Schwimmen als Ergänzung zum Muskelaufbautraining

baden-sommer-strand-urlaub-schwimmenWenn das Krafttraining einem zu langweilig wird, so besteht die Möglichkeit, dieses durch weitere Sportarten zu ergänzen. Schwimmen, zum Beispiel, stellt eine sinnvolle Ergänzung für das klassische Muskelaufbautraining dar. Auch diese Sportart trägt nämlich zum Muskelaufbau bei.

Das Equipment, das man als Schwimmer benötigt, ist recht unkompliziert und billig. Man braucht dazu lediglich eine Badehose und eine Schwimmbrille. Wenn man sich die weltbesten Wettkampfschwimmer anschaut, so fällt vor allem auf, dass sie sehr durchtrainiert sind und vor allem an der Brust- und Rückenpartie besonders gut definierte Muskeln besitzen. Das bedeutet, dass man im Schwimmtraining bestimmte Muskeln aufbauen kann.

Bevor man sich mit dem Kopf voran ins Wasser stürzt, muss man einige Aspekte bezüglich der Technik beachten. Am wichtigsten ist die Atemtechnik. Damit die Atmung ruhig und gleichmäßig verläuft, sollte man einen sogenannten Dreierzug trainieren. Das bedeutet, dass man nach jedem drittten Armzug einatmet. Damit bleiben die unangenehmen Seitenstiche aus.

Auch auf die richtige Körperhaltung im Wasser kommt es an. Hier gilt es, eine gerade Körperhaltung zu bewahren, um Krämpfe und eine vorzeitige Erschöpfung zu vermeiden. Gleichzeitig wird auch die Wirbelsäule geschont und Haltungsschäden werden vermieden.

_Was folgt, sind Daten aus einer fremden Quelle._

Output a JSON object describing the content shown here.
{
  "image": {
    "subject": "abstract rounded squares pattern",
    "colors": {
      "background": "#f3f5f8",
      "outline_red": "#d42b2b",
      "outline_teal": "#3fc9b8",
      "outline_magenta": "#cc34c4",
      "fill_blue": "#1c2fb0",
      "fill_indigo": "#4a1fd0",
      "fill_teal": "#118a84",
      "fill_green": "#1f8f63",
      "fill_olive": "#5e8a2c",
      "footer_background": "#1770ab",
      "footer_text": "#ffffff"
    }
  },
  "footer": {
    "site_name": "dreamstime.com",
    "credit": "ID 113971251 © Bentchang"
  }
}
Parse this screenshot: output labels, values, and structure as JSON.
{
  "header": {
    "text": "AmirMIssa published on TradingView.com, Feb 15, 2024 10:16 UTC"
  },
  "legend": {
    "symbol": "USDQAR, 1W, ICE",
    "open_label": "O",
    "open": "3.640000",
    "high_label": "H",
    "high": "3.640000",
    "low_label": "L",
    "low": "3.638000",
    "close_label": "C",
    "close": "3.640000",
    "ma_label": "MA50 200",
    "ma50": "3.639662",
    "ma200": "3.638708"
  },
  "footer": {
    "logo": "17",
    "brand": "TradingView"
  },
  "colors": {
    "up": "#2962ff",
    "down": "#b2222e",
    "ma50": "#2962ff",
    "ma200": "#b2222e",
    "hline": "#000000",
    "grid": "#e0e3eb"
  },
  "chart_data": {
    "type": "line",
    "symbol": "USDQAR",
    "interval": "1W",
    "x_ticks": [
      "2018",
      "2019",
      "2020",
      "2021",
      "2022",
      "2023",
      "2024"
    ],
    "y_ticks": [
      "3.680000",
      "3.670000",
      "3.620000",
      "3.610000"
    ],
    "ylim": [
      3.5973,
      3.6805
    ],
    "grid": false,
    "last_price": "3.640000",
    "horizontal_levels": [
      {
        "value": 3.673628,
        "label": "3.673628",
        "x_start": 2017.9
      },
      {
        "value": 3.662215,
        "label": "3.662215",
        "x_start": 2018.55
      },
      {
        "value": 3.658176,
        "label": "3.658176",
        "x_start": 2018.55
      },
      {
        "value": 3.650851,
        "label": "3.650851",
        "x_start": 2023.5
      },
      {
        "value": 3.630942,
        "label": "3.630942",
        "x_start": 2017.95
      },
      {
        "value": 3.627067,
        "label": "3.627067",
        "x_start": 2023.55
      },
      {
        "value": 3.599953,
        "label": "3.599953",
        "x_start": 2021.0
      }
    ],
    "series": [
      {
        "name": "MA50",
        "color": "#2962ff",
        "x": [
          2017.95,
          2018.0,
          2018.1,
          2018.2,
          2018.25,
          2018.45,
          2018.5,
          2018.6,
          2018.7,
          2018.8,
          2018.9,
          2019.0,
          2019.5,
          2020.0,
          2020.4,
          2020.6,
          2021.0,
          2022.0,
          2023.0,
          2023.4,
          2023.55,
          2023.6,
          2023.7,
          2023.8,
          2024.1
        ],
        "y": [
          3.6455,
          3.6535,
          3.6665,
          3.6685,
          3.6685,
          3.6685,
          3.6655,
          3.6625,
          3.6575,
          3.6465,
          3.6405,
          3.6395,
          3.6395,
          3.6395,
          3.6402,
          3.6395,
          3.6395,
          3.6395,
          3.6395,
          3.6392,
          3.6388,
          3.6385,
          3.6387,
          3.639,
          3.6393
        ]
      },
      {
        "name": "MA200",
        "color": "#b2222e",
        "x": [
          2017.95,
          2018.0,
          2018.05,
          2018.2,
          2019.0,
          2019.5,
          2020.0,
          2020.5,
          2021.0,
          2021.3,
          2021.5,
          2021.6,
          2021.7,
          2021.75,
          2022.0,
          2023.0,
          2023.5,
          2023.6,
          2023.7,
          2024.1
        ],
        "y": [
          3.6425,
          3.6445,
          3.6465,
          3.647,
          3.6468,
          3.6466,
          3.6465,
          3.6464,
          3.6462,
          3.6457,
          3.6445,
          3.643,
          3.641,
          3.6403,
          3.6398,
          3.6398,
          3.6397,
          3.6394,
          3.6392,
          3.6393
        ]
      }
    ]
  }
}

Es ist üblich, dass professionelle Schwimmer Krafttraining betreiben, um mehr Kraft und Ausdauer zu haben und dabei besser schwimmen zu können. Das ergänzende Schwimmtraining hat dann eine gewisse Form. „Beim Muskelaufbau werden ja in der Regel intensive Wiederholungen praktiziert, die sich auf bestimmte Muskelgruppen auswirken. Übertragen auf das Schwimmen, bedeutet dies, dass wir möglichst kurze und intensive Sprints durchführen müssen“, erklärt Tobias Fendt, Betreiber des Fitnessblogs www.muskel-guide.de.

In diesem Zusammenhang empfehlen Experten, acht bis zehn Sprintintervalle auf 25 bis 50 Metern durchzuführen. Das Schwimmtraining wird nie langweilig, denn es können verschiedene Stile und Lagen miteinander kombiniert werden.

„Wasser bedeutet Widerstand und Widerstand ist für den Muskelaufbau unabdingbar. Um verstärkt die Arme zu trainieren, kann der Kraftsportler im Wasser spezielle Auftriebshilfen verwenden. Mit diesem einfachen Trick kann während des Schwimmtrainings ein stärkerer Fokus auf Bizeps und Trizeps gelegt werden“, so Tobias Fendt. Im Wasser sind aber auch sogenannte Isolationsübungen möglich. Im Schwimmbecken können bestimmte Bewegungsabläufe, die sonst nur an bestimmten Geräten funktionieren, absolviert werden. Die Intensität dieser Abläufe erhöht sich, wenn man seine Arme umso schneller bewegt.

Durch Schwimmtraining – egal, wie intensiv dieses ausfällt – kann man keine Muskelberge aufbauen. Irgendwann stößt man nämlich an die Grenzen dieser Trainingseinheiten und dann geht das Muskelwachstum nur schwer oder kaum voran. Positive Nebeneffekte gibt es aber reichlich. Nicht nur der Rücken wird gestärkt und eine natürliche Rückenposition gefördert, sondern auch Alltagsstress wird abgebaut und man ist regelrecht entspannt, wenn man das Schwimmbecken verlässt.